C’est un mix à déterminer au cas par cas, au regard de l’état des lieux réalisé à la prise de fonction. Par principe, je mise sur une proportion de 80 % en interne et 20 % en externe. La stratégie qui arrive doit se bâtir avec les personnes en place.
C’est un piège fréquent pour les nouveaux dirigeants recrutés à l’externe : faire venir des anciens collègues ou faire jouer ses relations. C’est une décision qui aboutit à une certaine démobilisation des collaborateurs en interne.
Nous avons souvent le réflexe de recourir à des clones de nous-mêmes : même formation, même origine, même culture, parcours identiques en entreprise ou de formation…alors que le monde de demain, c’est justement l’inverse. Il faut favoriser la diversification des profils pour capter toutes les opportunités de marché et disposer d’analyses et de perceptions différentes.
Considérez-vous « L’art de bâtir une équipe » comme une soft skill ?
Oui, car c’est une compétence de s’entourer des bonnes personnes, au bon endroit et au bon moment. Identifier les bons profils et les recruter, cela reste un savoir-faire. Trouver les talents ne suffit pas, il faut aboutir à la complémentarité des compétences dans les équipes.
Illustrons cela dans le sport avec le PSG engagé dans la Ligue des Champions. La réunion de grands joueurs de football n’est pas forcément la recette du succès.
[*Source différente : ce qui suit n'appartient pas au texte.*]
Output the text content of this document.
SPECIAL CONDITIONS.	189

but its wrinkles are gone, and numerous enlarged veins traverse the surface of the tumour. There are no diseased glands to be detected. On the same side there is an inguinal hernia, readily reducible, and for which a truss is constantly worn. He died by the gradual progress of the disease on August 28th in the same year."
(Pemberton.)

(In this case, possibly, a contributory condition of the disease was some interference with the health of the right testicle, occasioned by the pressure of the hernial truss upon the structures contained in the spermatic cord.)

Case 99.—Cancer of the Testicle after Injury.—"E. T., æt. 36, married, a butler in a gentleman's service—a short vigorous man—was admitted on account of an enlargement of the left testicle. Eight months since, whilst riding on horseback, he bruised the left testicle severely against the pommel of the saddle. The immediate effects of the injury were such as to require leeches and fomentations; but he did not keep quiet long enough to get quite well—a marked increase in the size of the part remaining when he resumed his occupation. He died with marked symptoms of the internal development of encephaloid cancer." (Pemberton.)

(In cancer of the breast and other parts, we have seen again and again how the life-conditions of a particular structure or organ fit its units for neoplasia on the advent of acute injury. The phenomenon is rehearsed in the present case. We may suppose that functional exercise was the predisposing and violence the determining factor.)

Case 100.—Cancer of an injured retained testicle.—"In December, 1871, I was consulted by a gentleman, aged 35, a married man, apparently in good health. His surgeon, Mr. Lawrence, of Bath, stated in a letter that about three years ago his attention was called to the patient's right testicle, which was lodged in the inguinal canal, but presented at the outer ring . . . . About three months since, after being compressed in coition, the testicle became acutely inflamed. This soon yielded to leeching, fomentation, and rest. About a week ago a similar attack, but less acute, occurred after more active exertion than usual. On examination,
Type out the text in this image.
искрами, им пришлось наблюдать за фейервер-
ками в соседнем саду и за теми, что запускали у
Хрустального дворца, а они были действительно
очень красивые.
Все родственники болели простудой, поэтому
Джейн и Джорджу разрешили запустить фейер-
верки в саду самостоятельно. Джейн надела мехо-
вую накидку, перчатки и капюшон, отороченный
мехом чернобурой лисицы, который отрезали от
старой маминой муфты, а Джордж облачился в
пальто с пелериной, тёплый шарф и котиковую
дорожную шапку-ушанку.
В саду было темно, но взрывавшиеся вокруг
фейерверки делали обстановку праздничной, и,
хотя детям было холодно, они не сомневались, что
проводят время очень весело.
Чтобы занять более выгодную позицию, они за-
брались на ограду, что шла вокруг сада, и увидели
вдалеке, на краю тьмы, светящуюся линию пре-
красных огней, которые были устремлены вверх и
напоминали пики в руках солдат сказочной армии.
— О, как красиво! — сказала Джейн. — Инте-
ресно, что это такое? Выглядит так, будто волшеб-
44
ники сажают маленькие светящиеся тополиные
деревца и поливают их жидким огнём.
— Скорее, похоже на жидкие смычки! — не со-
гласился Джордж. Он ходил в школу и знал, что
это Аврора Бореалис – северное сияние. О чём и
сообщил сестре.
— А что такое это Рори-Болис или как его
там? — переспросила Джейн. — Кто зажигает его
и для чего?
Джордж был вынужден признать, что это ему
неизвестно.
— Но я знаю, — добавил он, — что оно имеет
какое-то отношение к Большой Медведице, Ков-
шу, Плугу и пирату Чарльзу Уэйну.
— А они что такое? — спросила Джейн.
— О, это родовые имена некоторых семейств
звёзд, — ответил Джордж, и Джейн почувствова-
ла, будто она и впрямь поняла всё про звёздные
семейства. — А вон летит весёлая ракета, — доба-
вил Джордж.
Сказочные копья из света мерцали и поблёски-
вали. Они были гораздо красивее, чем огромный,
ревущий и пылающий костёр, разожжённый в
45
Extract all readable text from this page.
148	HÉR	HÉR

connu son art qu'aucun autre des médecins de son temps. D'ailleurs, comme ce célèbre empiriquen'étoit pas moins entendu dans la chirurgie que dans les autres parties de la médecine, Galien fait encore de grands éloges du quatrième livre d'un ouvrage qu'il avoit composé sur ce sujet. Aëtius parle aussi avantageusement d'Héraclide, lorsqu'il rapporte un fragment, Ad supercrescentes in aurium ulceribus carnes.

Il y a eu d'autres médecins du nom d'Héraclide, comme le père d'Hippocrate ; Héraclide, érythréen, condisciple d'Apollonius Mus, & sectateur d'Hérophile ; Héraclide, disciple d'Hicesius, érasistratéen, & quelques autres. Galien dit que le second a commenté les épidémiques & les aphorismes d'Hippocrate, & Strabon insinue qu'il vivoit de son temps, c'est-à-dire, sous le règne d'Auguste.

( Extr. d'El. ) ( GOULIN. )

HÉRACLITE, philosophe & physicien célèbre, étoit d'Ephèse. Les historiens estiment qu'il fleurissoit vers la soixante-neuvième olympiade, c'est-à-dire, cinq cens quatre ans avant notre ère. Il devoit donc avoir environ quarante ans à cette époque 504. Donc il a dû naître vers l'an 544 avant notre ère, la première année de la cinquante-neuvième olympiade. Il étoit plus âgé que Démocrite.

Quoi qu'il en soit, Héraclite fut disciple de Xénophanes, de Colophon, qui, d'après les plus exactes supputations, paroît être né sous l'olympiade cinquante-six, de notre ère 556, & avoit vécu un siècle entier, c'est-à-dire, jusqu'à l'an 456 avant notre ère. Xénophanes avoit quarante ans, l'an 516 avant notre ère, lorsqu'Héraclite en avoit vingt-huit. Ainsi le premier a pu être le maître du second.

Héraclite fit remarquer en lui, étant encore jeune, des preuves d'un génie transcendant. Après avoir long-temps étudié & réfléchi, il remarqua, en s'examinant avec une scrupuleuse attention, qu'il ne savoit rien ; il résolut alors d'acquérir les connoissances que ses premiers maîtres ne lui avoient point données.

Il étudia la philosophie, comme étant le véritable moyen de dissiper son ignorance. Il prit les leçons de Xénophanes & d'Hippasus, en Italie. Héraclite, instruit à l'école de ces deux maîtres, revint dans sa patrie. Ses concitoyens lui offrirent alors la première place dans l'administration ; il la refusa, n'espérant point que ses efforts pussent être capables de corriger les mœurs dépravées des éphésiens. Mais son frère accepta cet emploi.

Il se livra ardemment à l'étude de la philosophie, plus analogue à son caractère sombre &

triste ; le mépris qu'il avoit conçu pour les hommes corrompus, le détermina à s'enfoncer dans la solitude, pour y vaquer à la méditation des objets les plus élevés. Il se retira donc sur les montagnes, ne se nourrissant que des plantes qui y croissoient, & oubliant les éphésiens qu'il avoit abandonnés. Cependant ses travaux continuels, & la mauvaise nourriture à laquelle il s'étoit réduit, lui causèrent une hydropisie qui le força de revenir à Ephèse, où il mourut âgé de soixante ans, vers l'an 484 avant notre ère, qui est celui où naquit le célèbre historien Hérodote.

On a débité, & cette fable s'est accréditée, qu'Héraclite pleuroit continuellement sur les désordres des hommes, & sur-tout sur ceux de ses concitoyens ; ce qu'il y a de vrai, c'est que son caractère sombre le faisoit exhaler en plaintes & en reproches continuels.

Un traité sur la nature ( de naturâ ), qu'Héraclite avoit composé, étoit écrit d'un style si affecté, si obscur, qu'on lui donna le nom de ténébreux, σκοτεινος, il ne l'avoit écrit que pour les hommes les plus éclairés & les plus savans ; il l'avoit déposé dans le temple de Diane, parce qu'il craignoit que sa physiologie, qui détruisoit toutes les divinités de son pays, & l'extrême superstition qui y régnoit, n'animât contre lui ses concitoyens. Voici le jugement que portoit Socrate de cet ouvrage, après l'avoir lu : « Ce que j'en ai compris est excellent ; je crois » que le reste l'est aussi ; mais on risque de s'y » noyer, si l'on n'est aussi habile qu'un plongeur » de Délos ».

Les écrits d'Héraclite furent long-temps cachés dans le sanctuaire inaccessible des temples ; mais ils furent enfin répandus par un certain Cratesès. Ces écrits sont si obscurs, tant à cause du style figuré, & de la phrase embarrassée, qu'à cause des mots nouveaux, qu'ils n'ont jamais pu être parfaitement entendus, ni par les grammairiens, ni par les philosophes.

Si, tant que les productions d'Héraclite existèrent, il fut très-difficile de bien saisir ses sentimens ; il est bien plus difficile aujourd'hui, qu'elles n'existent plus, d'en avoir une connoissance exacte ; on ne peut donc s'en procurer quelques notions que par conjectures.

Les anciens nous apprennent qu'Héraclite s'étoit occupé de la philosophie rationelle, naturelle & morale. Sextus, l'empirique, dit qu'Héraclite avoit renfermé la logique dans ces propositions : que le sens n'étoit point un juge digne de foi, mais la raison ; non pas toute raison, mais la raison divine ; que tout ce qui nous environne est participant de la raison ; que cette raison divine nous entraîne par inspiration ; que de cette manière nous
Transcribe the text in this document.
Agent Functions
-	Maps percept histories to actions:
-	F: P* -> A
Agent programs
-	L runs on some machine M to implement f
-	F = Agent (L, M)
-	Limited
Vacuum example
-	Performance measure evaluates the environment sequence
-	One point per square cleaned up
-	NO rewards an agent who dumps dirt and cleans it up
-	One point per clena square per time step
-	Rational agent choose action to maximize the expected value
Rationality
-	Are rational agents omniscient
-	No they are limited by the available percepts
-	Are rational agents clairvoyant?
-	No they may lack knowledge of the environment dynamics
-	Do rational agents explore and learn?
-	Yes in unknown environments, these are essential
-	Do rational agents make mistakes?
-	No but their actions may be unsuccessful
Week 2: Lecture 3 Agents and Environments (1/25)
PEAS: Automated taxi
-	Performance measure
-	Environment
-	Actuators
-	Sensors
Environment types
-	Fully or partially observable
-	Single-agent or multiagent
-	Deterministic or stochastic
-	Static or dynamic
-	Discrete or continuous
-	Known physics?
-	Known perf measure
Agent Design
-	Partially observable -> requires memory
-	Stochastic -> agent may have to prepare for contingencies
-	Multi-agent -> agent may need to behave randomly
Il faut surpasser les objectifs individuels, et en entreprise, c’est la même chose : il est nécessaire de trouver des profils complémentaires et de créer les conditions pour créer une alchimie.
Bâtir un esprit d’équipe dans une société de plus en plus individualiste : l’alchimie semble difficile à trouver dans ses conditions, non ?
On en revient à la question du sens pour susciter l’adhésion et entraîner les personnes sur un projet commun. Si la structure organisationnelle n’a que le moteur de la performance économique (c’est-à-dire gagner le maximum possible d’argent), cette unique perspective ne peut pas tenir sur le long terme.
Il faut créer d’autres valeurs par le biais de la cohésion d’équipes et de l’engagement collectif. La question de la raison d’être est loin d’être évidente au niveau des dirigeants et des comités de direction.
Comment favoriser la mixité jusqu’à la parité femmes-hommes dans les équipes ?
La mixité est une source d’accroissement de la performance en entreprise, selon une étude récurrente réalisée par McKinsey (« Women Matter »).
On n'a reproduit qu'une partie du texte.